RE: [PATCH] drm/amdgpu: add support to SMU debug option

"Yu, Lang" <Lang.Yu@xxxxxxx> · Thu, 2 Dec 2021 09:31:38 +0000

[AMD Official Use Only]

>-----Original Message-----
>From: Grodzovsky, Andrey <Andrey.Grodzovsky@xxxxxxx>
>Sent: Thursday, December 2, 2021 12:01 AM
>To: Christian König <ckoenig.leichtzumerken@xxxxxxxxx>; Yu, Lang
><Lang.Yu@xxxxxxx>; Koenig, Christian <Christian.Koenig@xxxxxxx>; amd-
>gfx@xxxxxxxxxxxxxxxxxxxxx
>Cc: Deucher, Alexander <Alexander.Deucher@xxxxxxx>; Lazar, Lijo
><Lijo.Lazar@xxxxxxx>; Huang, Ray <Ray.Huang@xxxxxxx>
>Subject: Re: [PATCH] drm/amdgpu: add support to SMU debug option
>
>
>On 2021-12-01 8:11 a.m., Christian König wrote:
>> Adding Andrey as well.
>>
>> Am 01.12.21 um 12:37 schrieb Yu, Lang:
>>> [SNIP]
>>>>>>>>> + BUG_ON(unlikely(smu->smu_debug_mode) && res);
>>>>>>>> BUG_ON() really crashes the kernel and is only allowed if we
>>>>>>>> prevent further data corruption with that.
>>>>>>>>
>>>>>>>> Most of the time WARN_ON() is more appropriate, but I can't
>>>>>>>> fully judge here since I don't know the SMU code well enough.
>>>>>>> This is what SMU FW guys want. They want "user-visible
>>>>>>> (potentially
>>>>>>> fatal)
>>>>>> errors", then a hang.
>>>>>>> They want to keep system state since the error occurred.
>>>>>> Well that is rather problematic.
>>>>>>
>>>>>> First of all we need to really justify that, crashing the kernel
>>>>>> is not something easily done.
>>>>>>
>>>>>> Then this isn't really effective here. What happens is that you
>>>>>> crash the kernel thread of the currently executing process, but it
>>>>>> is perfectly possible that another thread still tries to send
>>>>>> messages to the SMU. You need to have the BUG_ON() before dropping
>>>>>> the lock to make sure that this really gets the driver stuck in
>>>>>> the current state.
>>>>> Thanks. I got it.
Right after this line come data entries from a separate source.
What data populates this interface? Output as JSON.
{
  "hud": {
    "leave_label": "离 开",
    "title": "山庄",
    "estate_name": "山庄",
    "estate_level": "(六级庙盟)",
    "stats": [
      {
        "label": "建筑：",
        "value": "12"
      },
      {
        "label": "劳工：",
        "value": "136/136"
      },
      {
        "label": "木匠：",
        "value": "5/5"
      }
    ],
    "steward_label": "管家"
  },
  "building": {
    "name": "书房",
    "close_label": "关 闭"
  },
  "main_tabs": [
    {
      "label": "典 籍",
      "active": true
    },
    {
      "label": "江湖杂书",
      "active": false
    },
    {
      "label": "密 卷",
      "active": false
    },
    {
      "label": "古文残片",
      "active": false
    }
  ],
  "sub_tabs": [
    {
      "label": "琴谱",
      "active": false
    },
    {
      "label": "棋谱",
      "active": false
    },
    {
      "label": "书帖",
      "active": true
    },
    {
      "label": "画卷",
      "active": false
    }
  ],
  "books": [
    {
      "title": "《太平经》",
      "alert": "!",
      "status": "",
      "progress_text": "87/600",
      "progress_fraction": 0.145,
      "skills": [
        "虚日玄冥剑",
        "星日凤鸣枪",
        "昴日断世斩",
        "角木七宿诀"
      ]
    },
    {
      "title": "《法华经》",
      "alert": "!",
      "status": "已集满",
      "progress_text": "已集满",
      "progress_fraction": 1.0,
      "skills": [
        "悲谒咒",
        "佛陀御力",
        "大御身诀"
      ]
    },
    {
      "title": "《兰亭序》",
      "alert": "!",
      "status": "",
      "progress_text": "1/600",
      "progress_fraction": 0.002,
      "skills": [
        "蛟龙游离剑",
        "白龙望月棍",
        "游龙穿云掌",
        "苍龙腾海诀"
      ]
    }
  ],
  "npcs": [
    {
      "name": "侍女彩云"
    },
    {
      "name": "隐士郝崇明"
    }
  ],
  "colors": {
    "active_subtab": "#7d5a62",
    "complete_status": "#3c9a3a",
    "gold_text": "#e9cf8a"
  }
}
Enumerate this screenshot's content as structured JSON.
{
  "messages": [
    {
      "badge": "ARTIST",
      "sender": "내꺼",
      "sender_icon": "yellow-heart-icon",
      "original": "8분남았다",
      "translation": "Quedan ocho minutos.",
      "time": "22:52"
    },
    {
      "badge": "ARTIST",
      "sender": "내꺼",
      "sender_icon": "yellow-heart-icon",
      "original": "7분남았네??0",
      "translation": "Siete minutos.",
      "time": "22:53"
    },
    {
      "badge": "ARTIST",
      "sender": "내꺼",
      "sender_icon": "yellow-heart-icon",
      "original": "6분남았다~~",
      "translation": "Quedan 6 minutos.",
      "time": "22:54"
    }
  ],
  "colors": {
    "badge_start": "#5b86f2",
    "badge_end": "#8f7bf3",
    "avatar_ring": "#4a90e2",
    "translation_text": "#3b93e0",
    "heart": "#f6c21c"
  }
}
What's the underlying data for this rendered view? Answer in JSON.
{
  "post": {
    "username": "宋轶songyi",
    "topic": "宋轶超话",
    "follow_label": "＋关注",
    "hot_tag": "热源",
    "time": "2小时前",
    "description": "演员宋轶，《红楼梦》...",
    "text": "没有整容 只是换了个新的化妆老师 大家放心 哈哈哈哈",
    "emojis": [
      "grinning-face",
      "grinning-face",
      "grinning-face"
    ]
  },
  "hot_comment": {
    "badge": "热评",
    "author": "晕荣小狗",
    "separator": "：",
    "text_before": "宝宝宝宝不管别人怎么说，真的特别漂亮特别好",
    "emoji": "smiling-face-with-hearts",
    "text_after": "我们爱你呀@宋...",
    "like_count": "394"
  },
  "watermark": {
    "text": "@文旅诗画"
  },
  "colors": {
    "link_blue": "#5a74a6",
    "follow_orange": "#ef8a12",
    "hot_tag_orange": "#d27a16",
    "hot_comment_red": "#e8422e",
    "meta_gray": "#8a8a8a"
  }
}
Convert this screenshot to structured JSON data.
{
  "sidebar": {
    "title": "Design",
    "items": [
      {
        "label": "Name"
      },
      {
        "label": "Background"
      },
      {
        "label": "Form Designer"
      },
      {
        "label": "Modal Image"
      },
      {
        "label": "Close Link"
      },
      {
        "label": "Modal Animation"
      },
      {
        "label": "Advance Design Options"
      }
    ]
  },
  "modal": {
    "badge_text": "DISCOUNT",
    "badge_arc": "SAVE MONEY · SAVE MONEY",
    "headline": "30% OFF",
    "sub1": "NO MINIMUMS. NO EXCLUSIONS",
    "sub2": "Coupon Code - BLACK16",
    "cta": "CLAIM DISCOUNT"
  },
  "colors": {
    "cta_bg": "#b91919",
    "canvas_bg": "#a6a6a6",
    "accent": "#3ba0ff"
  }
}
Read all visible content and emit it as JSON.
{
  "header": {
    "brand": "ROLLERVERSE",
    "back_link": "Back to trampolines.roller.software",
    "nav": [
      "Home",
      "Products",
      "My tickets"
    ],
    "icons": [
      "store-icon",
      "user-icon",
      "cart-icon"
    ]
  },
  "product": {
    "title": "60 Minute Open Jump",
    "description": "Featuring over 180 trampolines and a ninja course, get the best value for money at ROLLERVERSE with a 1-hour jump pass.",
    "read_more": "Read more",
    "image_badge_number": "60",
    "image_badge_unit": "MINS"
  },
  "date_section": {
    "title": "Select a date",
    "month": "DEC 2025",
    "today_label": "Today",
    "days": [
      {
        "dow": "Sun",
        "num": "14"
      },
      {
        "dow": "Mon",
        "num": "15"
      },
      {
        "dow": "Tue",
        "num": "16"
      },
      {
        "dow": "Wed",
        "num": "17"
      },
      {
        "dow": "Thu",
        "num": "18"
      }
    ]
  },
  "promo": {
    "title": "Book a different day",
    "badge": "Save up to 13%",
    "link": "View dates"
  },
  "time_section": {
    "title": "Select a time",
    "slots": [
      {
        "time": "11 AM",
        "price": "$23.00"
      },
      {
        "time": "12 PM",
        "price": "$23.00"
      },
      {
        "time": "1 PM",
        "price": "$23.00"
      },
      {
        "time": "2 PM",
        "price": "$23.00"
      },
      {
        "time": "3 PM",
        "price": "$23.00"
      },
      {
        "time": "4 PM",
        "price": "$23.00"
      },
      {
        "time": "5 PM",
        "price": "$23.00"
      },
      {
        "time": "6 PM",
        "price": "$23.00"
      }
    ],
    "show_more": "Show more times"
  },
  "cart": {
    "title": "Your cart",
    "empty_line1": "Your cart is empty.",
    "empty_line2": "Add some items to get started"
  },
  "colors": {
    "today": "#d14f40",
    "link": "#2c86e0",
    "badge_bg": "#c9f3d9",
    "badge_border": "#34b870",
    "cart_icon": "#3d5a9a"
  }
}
I just thought it is a kenel panic.
>>>>> Could we use a panic() here?
>>>> Potentially, but that might reboot the system automatically which is
>>>> probably not what you want either.
>>>>
>>>> How does the SMU firmware team gather the necessary information when
>>>> a problem occurs?
>>> As far as I know, they usually use a HDT to collect information.
>>> And they request a hang when error occurred in ticket.
>>> "Suggested error responses include pop-up windows (by x86 driver, if
>>> this is possible) or simply hanging after logging the error."
>>
>> In that case I suggest to set the "don't_touch_the_hardware_any_more"
>> procedure we also use in case of PCIe hotplug.
>>
>> Andrey has the details but essentially it stops the driver from
>> touching the hardware any more, signals all fences and unblocks
>> everything.
>>
>> It should then be trivial to inspect the hardware state and see what's
>> going on, but the system will keep stable at least for SSH access.
>>
>> Might be a good idea to have that mode for other fault cases like page
>> faults and hardware crashes.
>>
>> Regards,
>> Christian.
>
>
>There is no one specific function that does all of that, what I think can be done is
>to bring the device to kind of halt state where no one touches it - as following -
>
>1) Follow amdpgu_pci_remove -
>
>     drm_dev_unplug to make device inaccessible to user space (IOCTLs
>e.t.c.) and clears MMIO mappings to device and disallows remappings through
>page faults
>
>     No need to call all of amdgpu_driver_unload_kms but, within it call
>amdgpu_irq_disable_all and amdgpu_fence_driver_hw_fini toi disable interrupts
>and force signall all HW fences.
>
>     pci_disable_device and pci_wait_for_pending_transaction to flush any in flight
>DMA operations from device
>
>2) set adev->no_hw_access so that most of places we access HW (all subsequent
>registers reads/writes and SMU/PSP message sending is skipped, but some race
>will be with those already in progress so maybe adding some wait)
>
>Andrey

Thanks for Christian's advice and Andrey's clarifications about that.
It seems that we should also handle kfd related stuff.

Regards,
Lang

>
>
>>
>>>
>>> Regards,
>>> Lang
>>>
>>